Identification of candidate serum proteins for classifying well-differentiated small intestinal neuroendocrine tumors

Abstract

Background: Patients with well-differentiated small intestine neuroendocrine tumors (WD-SI-NETs) are most often diagnosed at a metastatic stage of disease, which reduces possibilities for a curative treatment. Thus new approaches for earlier detection and improved monitoring of the disease are required.

Materials and methods: Suspension bead arrays targeting 124 unique proteins with antibodies from the Human Protein Atlas were used to profile biotinylated serum samples. Discoveries from a cohort of 77 individuals were followed up in a cohort of 132 individuals both including healthy controls as well as patients with untreated primary WD-SI-NETs, lymph node metastases and liver metastases.

Results: A set of 20 antibodies suggested promising proteins for further verification based on technically verified statistical significance. Proceeding, we assessed the classification performance in an independent cohort of patient serum, achieving, classification accuracy of up to 85% with different subsets of antibodies in respective pairwise group comparisons. The protein profiles of nine targets, namely IGFBP2, IGF1, SHKBP1, ETS1, IL1α, STX2, MAML3, EGR3 and XIAP were verified as significant contributors to tumor classification.

Conclusions: We propose new potential protein biomarker candidates for classifying WD-SI-NETs at different stage of disease. Further evaluation of these proteins in larger sample sets and with alternative approaches is needed in order to further improve our understanding of their functional relation to WD-SI-NETs and their eventual use in diagnostics.

Figure 1. Experimental procedure of antibody suspension bead arrays.

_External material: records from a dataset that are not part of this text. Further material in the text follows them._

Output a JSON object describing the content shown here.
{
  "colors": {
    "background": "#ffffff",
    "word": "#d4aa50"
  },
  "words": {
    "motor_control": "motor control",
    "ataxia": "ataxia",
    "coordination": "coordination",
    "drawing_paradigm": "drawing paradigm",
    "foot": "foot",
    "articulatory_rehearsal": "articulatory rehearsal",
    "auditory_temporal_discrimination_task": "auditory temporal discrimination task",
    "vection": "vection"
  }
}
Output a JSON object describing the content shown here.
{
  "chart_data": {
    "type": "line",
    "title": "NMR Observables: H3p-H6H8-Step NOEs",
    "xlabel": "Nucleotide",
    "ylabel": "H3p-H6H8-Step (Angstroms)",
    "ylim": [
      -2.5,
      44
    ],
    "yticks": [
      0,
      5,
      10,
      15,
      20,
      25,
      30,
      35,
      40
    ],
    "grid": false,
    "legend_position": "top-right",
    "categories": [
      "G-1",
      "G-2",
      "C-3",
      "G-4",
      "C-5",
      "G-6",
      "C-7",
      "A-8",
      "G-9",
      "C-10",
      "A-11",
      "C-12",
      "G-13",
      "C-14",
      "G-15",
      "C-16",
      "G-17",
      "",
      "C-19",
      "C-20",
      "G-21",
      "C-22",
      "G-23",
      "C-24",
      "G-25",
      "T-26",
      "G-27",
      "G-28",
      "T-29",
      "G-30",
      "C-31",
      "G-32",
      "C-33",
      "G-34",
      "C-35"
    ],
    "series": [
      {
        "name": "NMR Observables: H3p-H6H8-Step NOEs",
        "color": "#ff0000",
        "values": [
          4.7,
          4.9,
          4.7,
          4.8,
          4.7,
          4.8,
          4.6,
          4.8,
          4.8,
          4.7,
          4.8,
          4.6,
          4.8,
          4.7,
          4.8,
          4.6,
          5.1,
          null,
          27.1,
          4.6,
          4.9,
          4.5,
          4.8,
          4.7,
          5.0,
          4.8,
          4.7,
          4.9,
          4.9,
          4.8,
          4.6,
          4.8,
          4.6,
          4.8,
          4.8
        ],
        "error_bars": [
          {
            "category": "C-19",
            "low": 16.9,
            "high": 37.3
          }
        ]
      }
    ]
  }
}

The process starts with the distribution of samples into microtiter plates according to a defined, randomized sample positioning (A). The protein content of diluted samples is then labeled with biotin (B) and antibodies are coupled onto beads with distinct color codes to create a suspension bead array (C). Beads and samples are combined for incubation after the samples have been heat treated in assay buffer (D). Proteins that have not been captured by antibodies are removed and fluorescent streptavidin is added for detection (D). The beads are then measured and the co-occurrence of beads, which are identified via a green laser, and the emitted reporter fluorescence, excited by a red laser, allow the determination of interaction dependent intensity values in multiplex (E).

Figure 2. Correlation analysis during the discovery phase.

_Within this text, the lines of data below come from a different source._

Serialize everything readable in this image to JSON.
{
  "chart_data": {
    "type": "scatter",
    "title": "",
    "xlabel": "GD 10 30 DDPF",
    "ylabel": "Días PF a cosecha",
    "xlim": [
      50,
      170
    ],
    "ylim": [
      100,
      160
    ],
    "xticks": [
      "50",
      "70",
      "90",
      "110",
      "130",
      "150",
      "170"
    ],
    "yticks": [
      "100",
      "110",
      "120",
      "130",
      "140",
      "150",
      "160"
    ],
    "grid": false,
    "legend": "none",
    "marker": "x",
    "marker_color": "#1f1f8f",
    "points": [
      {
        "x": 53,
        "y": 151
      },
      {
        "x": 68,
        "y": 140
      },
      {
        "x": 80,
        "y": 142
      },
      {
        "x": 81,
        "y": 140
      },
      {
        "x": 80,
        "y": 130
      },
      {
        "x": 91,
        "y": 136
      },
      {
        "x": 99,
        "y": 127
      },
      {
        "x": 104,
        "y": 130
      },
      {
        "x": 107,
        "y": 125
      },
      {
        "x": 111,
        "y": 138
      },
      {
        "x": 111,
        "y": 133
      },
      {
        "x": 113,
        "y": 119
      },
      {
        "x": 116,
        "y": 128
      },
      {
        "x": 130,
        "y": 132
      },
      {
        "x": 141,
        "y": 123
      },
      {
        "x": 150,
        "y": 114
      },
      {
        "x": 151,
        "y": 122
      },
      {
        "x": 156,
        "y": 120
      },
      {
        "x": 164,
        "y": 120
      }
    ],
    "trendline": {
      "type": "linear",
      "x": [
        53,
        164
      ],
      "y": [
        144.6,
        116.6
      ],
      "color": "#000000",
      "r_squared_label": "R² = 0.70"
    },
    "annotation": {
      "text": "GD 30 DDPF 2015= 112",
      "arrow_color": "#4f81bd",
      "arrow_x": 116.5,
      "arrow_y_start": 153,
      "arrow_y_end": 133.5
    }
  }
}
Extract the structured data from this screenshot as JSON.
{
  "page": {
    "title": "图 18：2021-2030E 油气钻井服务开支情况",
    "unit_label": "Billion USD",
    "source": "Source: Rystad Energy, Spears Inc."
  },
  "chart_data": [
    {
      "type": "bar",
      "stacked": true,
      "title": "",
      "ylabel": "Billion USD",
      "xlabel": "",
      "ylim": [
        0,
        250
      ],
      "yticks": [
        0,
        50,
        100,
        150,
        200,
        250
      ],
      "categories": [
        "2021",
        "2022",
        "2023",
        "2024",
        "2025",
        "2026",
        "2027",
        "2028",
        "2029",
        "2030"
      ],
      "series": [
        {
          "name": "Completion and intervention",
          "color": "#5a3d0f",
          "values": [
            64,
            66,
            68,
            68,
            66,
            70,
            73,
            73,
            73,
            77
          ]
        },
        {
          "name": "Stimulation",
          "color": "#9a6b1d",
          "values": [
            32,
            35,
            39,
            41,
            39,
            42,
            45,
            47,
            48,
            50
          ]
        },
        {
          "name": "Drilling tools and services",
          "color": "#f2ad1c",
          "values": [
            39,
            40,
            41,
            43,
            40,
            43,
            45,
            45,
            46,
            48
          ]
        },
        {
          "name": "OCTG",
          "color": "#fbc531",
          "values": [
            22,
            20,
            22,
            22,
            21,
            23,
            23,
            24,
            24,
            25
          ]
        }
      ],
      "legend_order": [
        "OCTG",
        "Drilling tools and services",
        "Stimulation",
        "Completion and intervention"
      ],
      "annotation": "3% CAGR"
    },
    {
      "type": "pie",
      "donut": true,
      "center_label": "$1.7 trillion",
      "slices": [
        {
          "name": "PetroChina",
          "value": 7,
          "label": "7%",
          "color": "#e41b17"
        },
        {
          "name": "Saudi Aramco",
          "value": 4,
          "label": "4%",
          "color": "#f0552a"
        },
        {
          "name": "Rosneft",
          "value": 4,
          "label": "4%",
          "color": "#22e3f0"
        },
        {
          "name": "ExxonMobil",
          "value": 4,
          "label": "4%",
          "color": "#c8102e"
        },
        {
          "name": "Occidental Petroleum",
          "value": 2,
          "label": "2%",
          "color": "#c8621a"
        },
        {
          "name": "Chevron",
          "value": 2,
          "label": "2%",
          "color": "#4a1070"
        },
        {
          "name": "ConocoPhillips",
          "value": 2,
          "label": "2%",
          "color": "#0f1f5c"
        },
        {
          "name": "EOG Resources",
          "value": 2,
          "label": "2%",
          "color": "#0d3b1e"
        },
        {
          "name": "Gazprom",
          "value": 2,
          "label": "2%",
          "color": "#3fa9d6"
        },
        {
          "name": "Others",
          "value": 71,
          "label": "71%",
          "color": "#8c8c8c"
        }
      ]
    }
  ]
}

Correlation of two independent experiments for all 20 selected analytes (A). Each data point represents 1 of 77 patients and controls included in cohort 1. Axes represent MFI for each sample. Correlation analysis between two independent experiments of all the 124 analytes (B). X-axis represents Spearman correlation coefficients, whereas the y-axis represents frequency.

Figure 3. Multivariate classification of different individual groups.

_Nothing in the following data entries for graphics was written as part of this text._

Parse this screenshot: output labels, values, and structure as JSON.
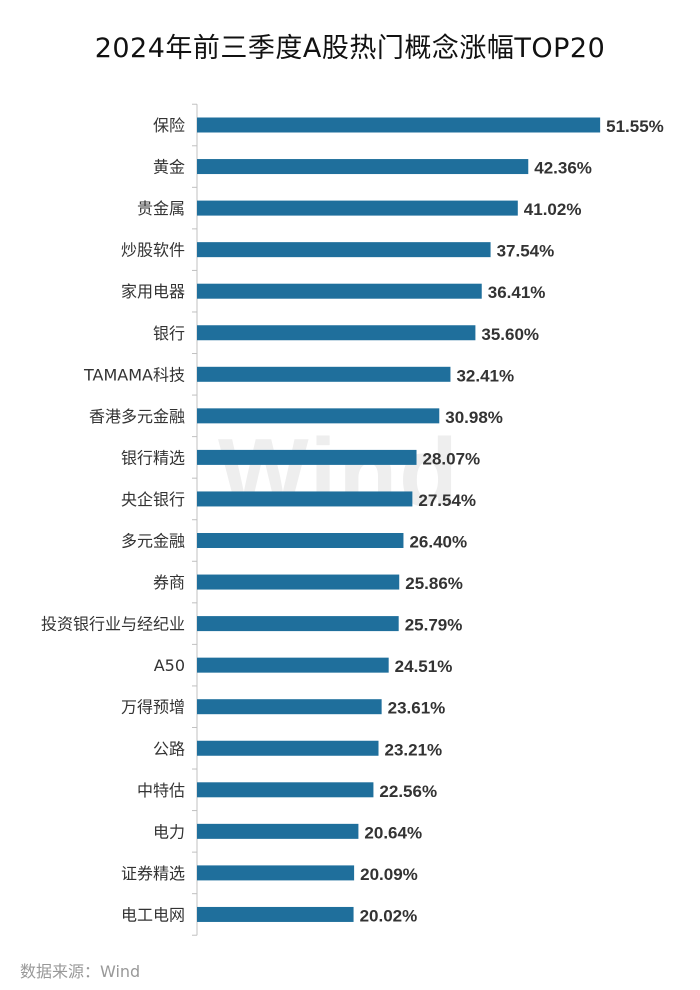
{
  "chart_data": {
    "type": "bar",
    "orientation": "horizontal",
    "title": "2024年前三季度A股热门概念涨幅TOP20",
    "categories": [
      "保险",
      "黄金",
      "贵金属",
      "炒股软件",
      "家用电器",
      "银行",
      "TAMAMA科技",
      "香港多元金融",
      "银行精选",
      "央企银行",
      "多元金融",
      "券商",
      "投资银行业与经纪业",
      "A50",
      "万得预增",
      "公路",
      "中特估",
      "电力",
      "证券精选",
      "电工电网"
    ],
    "values": [
      51.55,
      42.36,
      41.02,
      37.54,
      36.41,
      35.6,
      32.41,
      30.98,
      28.07,
      27.54,
      26.4,
      25.86,
      25.79,
      24.51,
      23.61,
      23.21,
      22.56,
      20.64,
      20.09,
      20.02
    ],
    "value_labels": [
      "51.55%",
      "42.36%",
      "41.02%",
      "37.54%",
      "36.41%",
      "35.60%",
      "32.41%",
      "30.98%",
      "28.07%",
      "27.54%",
      "26.40%",
      "25.86%",
      "25.79%",
      "24.51%",
      "23.61%",
      "23.21%",
      "22.56%",
      "20.64%",
      "20.09%",
      "20.02%"
    ],
    "unit": "%",
    "xlim": [
      0,
      52
    ],
    "grid": false,
    "legend": "none",
    "bar_color": "#1f6f9c",
    "axis_color": "#c0c0c0",
    "label_color": "#333333"
  },
  "watermark": "Wind",
  "source": "数据来源：Wind"
}
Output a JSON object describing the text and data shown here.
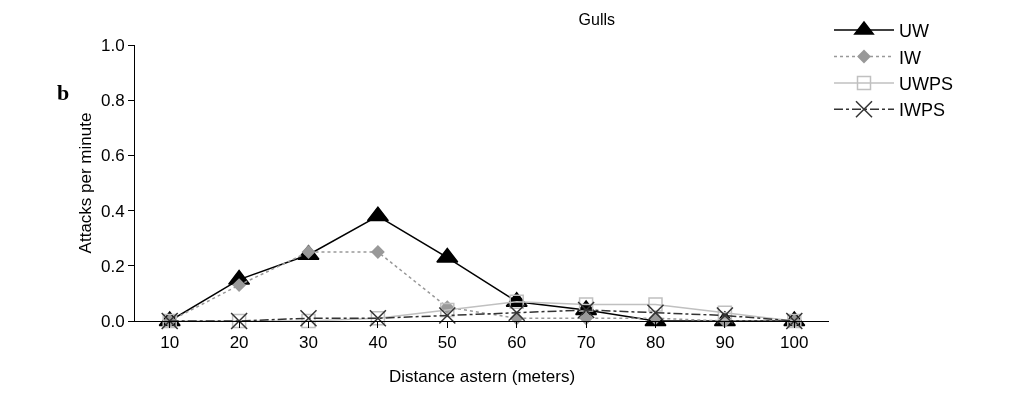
{
  "chart_data": {
    "type": "line",
    "title": "Gulls",
    "xlabel": "Distance astern (meters)",
    "ylabel": "Attacks per minute",
    "annotations": [
      "b"
    ],
    "categories": [
      "10",
      "20",
      "30",
      "40",
      "50",
      "60",
      "70",
      "80",
      "90",
      "100"
    ],
    "series": [
      {
        "name": "UW",
        "color": "#000000",
        "marker": "triangle",
        "line_style": "solid",
        "values": [
          0,
          0.15,
          0.24,
          0.38,
          0.23,
          0.07,
          0.04,
          0.0,
          0.0,
          0
        ]
      },
      {
        "name": "IW",
        "color": "#999999",
        "marker": "diamond",
        "line_style": "dotted",
        "values": [
          0,
          0.13,
          0.25,
          0.25,
          0.05,
          0.01,
          0.01,
          0.01,
          0.0,
          0
        ]
      },
      {
        "name": "UWPS",
        "color": "#c0c0c0",
        "marker": "square",
        "line_style": "solid",
        "values": [
          0,
          0,
          0,
          0.01,
          0.04,
          0.07,
          0.06,
          0.06,
          0.03,
          0
        ]
      },
      {
        "name": "IWPS",
        "color": "#333333",
        "marker": "cross",
        "line_style": "dashed",
        "values": [
          0,
          0,
          0.01,
          0.01,
          0.02,
          0.03,
          0.04,
          0.03,
          0.02,
          0
        ]
      }
    ],
    "ylim": [
      0,
      1.0
    ],
    "yticks": [
      {
        "value": 0,
        "label": "0.0"
      },
      {
        "value": 0.2,
        "label": "0.2"
      },
      {
        "value": 0.4,
        "label": "0.4"
      },
      {
        "value": 0.6,
        "label": "0.6"
      },
      {
        "value": 0.8,
        "label": "0.8"
      },
      {
        "value": 1.0,
        "label": "1.0"
      }
    ],
    "grid": false,
    "legend": "top right"
  }
}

Distribution of each individual sample belonging to the healthy control group (blue circles) and all SI-NET patients (A), patients with primary tumors (B), lymph node metastasis (C), and liver metastasis (D). Axes values correspond to the two-dimensional projection of the proximity matrices generated for each pairwise comparison using RF. For each group, the relative importance of each protein used in the multivariate classification is shown.

Figure 4. Group comparison by using the 9 selected proteins.

Boxplots and ROC curves for each of the significant analytes in each of the pairwise comparisons between Healthy individuals (green color) and all cancer patients combined (All SI-NET), Liver metastasis (LM), Primary tumors (PT) and Lymph-node metastasis (LNM). In the lower part of Figure 3, a Venn diagram for all significant analytes is presented. Common analytes for the discrimination of each cancer patient group and healthy controls are shown.

Figure 5. IGFBP2 and IGF1 sandwich immunoassays.

Commercially available sandwich immunoassays were performed to confirm the differential detection of IGFBP2 (A) and IGF1 (B). The assays were supplemented with HPA045140 for IGFBP2 and with HPA048946 for IGF1, both used during discovery. In the two assays both capture antibodies revealed concordant and previously observed differences between cases and control group (p<0.05). Data shown was normalized using a linear model.